After initial research, FortySeven engineers outlined the following key requirements for the required solution: Extensive reporting on application usage data collected from users' devices. The amount of reported data is expected to increase. Ability to calculate existing/new stat types based on all collected data. In other words, data storage must be provided for life. Ability to filter calculated statistics and create charts based on specific criteria. The ability to automatically perform statistical calculations based on specific periods.

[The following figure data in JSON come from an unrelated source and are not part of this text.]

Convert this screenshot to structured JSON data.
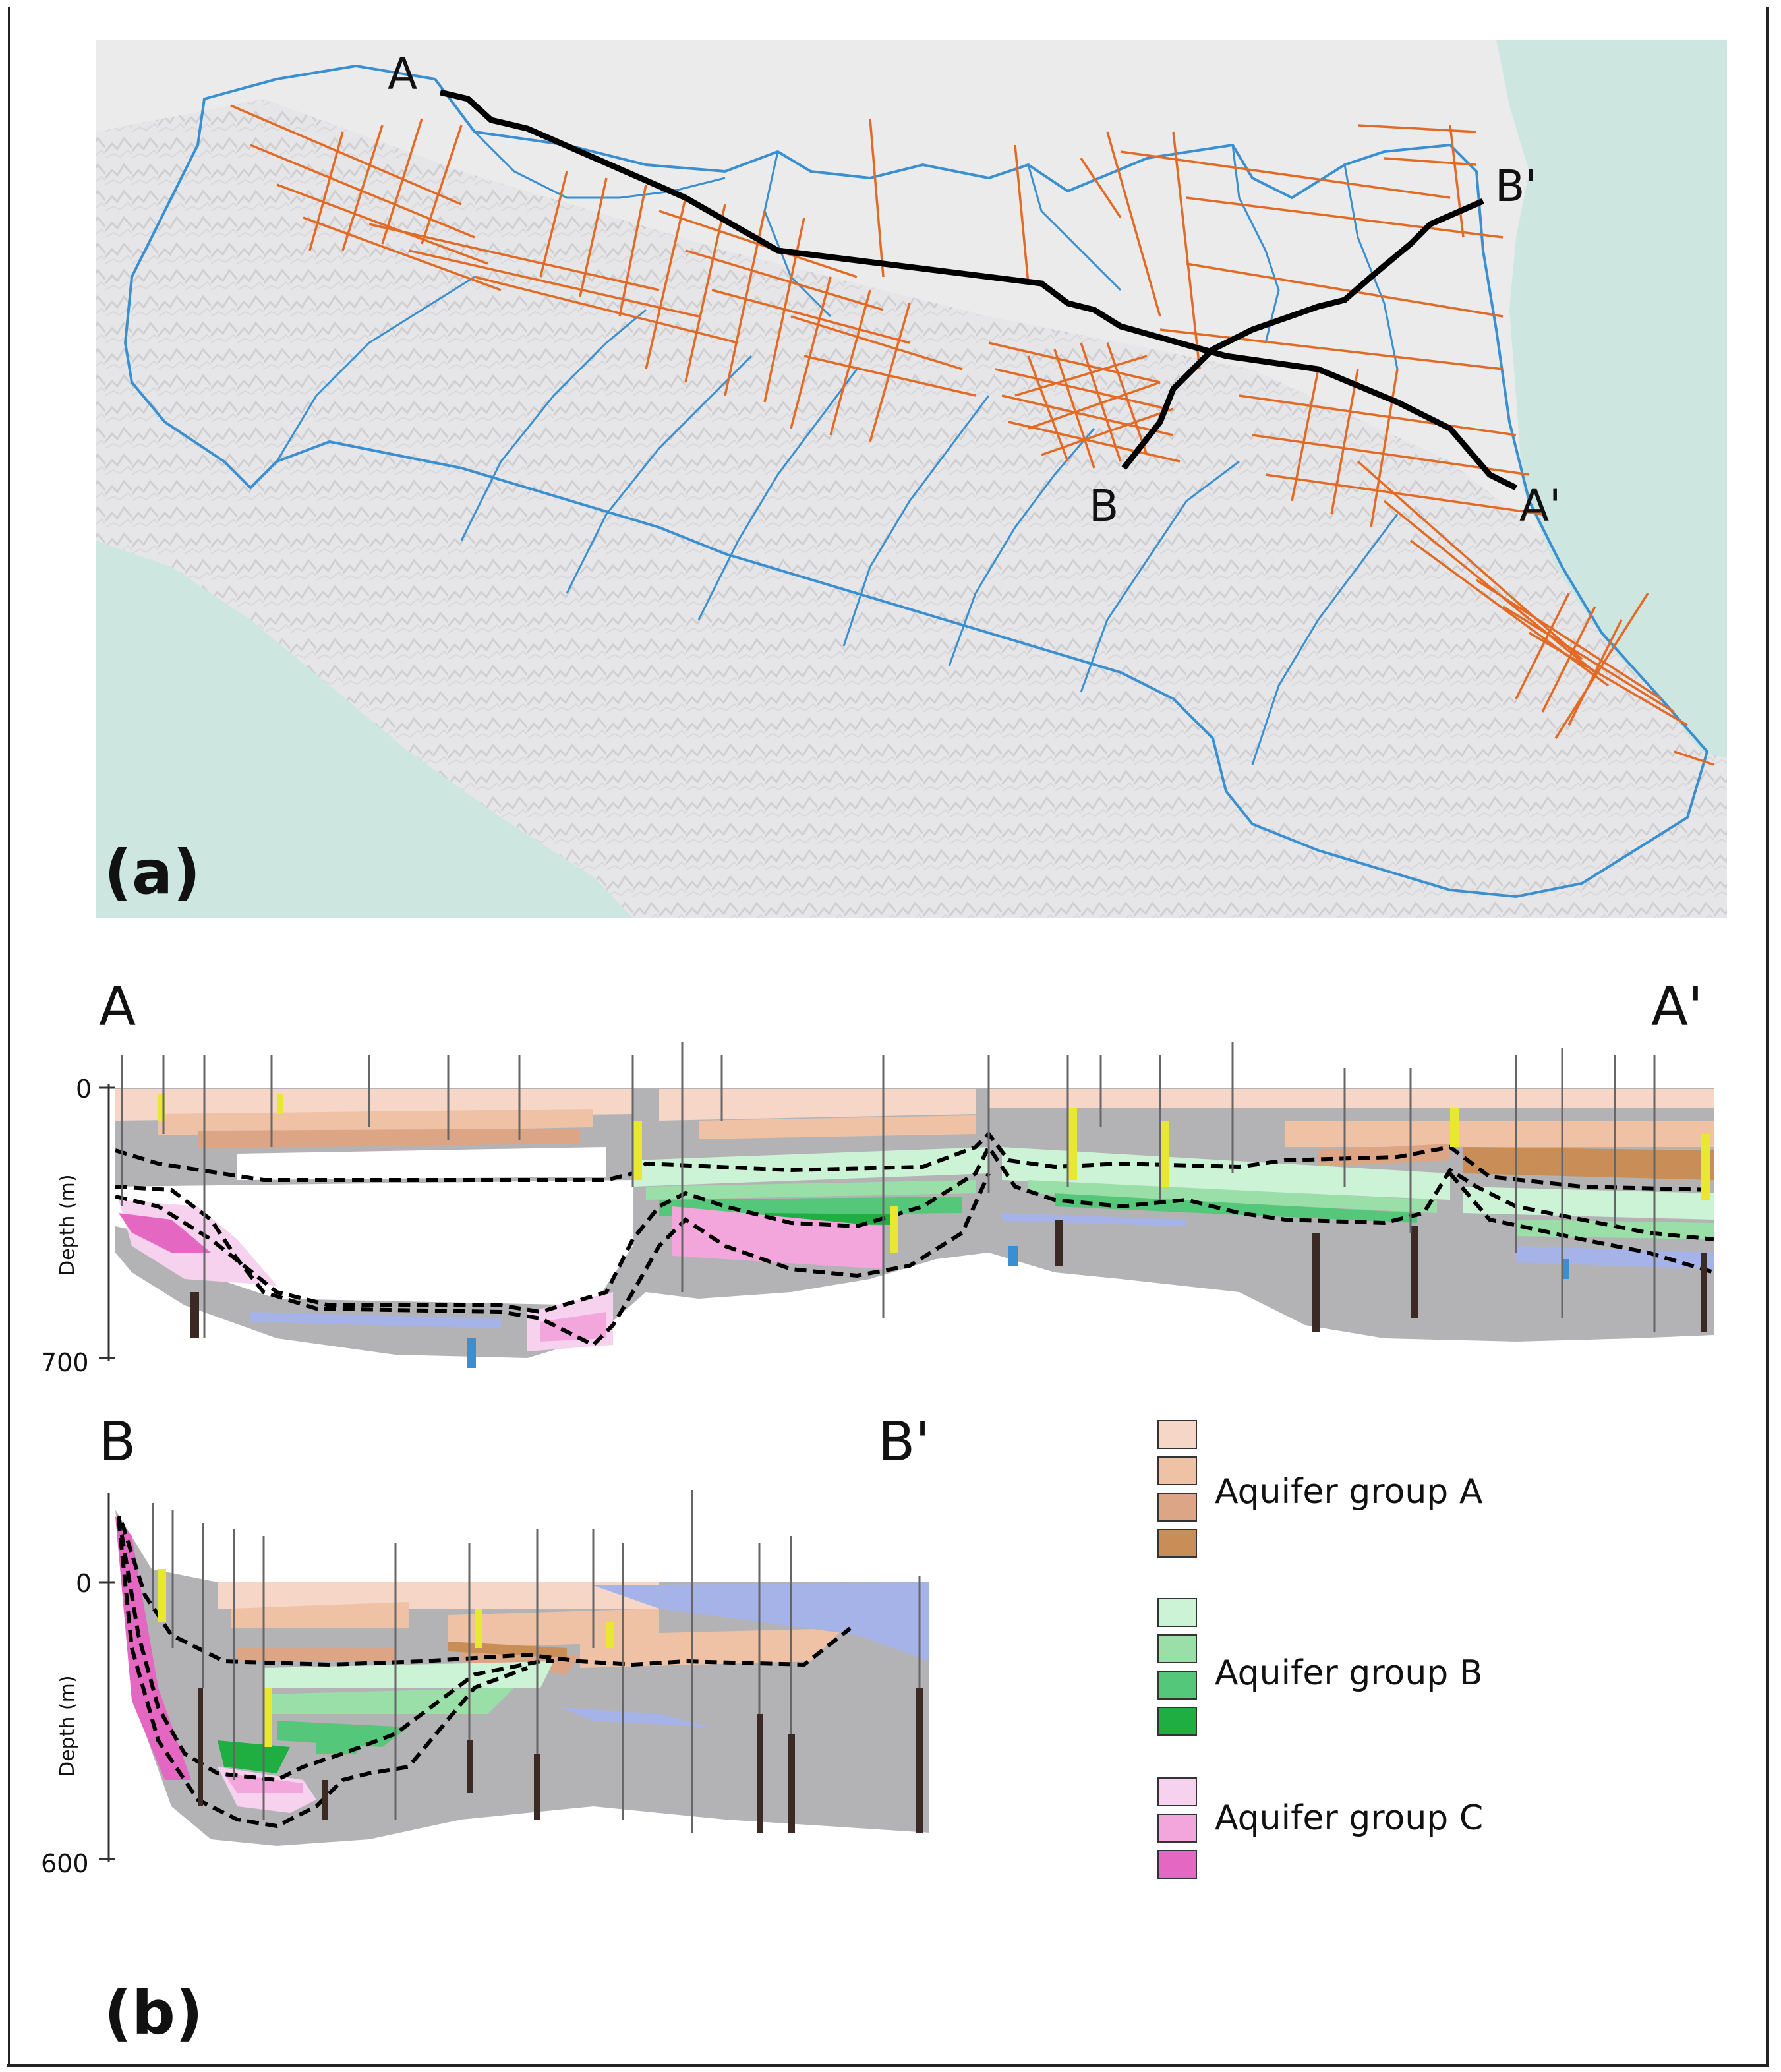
{
  "panel_a": {
    "label": "(a)",
    "section_AA": {
      "start": "A",
      "end": "A'"
    },
    "section_BB": {
      "start": "B",
      "end": "B'"
    },
    "colors": {
      "sea": "#cde6df",
      "land": "#e9e9ea",
      "relief": "#d2d2d4",
      "rivers": "#3a8fd0",
      "seismic": "#e36a24",
      "trace": "#000000"
    }
  },
  "panel_b": {
    "label": "(b)",
    "section_AA": {
      "start": "A",
      "end": "A'",
      "axis_label": "Depth (m)",
      "tick_top": "0",
      "tick_bottom": "700"
    },
    "section_BB": {
      "start": "B",
      "end": "B'",
      "axis_label": "Depth (m)",
      "tick_top": "0",
      "tick_bottom": "600"
    }
  },
  "legend": {
    "groups": [
      {
        "label": "Aquifer group A",
        "swatches": [
          "#f6d6c6",
          "#efc2a6",
          "#dba586",
          "#c98e58"
        ]
      },
      {
        "label": "Aquifer group B",
        "swatches": [
          "#cdf3d6",
          "#9bdfa8",
          "#55c77a",
          "#1fae42"
        ]
      },
      {
        "label": "Aquifer group C",
        "swatches": [
          "#f7d2ee",
          "#f2a6dc",
          "#e468c2"
        ]
      }
    ]
  },
  "layer_colors": {
    "gray": "#b3b3b5",
    "blue": "#a5b3e8",
    "well": "#3b2a24",
    "highlight": "#e8e830"
  }
}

FortySeven developers implemented a multi-stage data line:
To perform all statistical manipulations, you need a lot of disk space and CPU power. This is why the Amazon Web Services platform was chosen because it provides a complete set of services and resources required for this solution at a reasonable cost. AWS technology provides a relatively inexpensive storage space for an almost unlimited amount of data. It supports the automated deployment of Hadoop groups, which was necessary to fulfill the customer's mission. FortySeven developers implemented a multi-stage data line.
The Amazon Web Services platform enables the implementation of a complex significant data pipeline that avoids the main restricted access of any big data processing:
Amazon S3 is one of the cheapest value-added flagship store solutions in its class, and the EMR cluster provides an easy and highly automated way to instantly deploy and build a large Hadoop cluster, significantly reducing the cost of development efforts.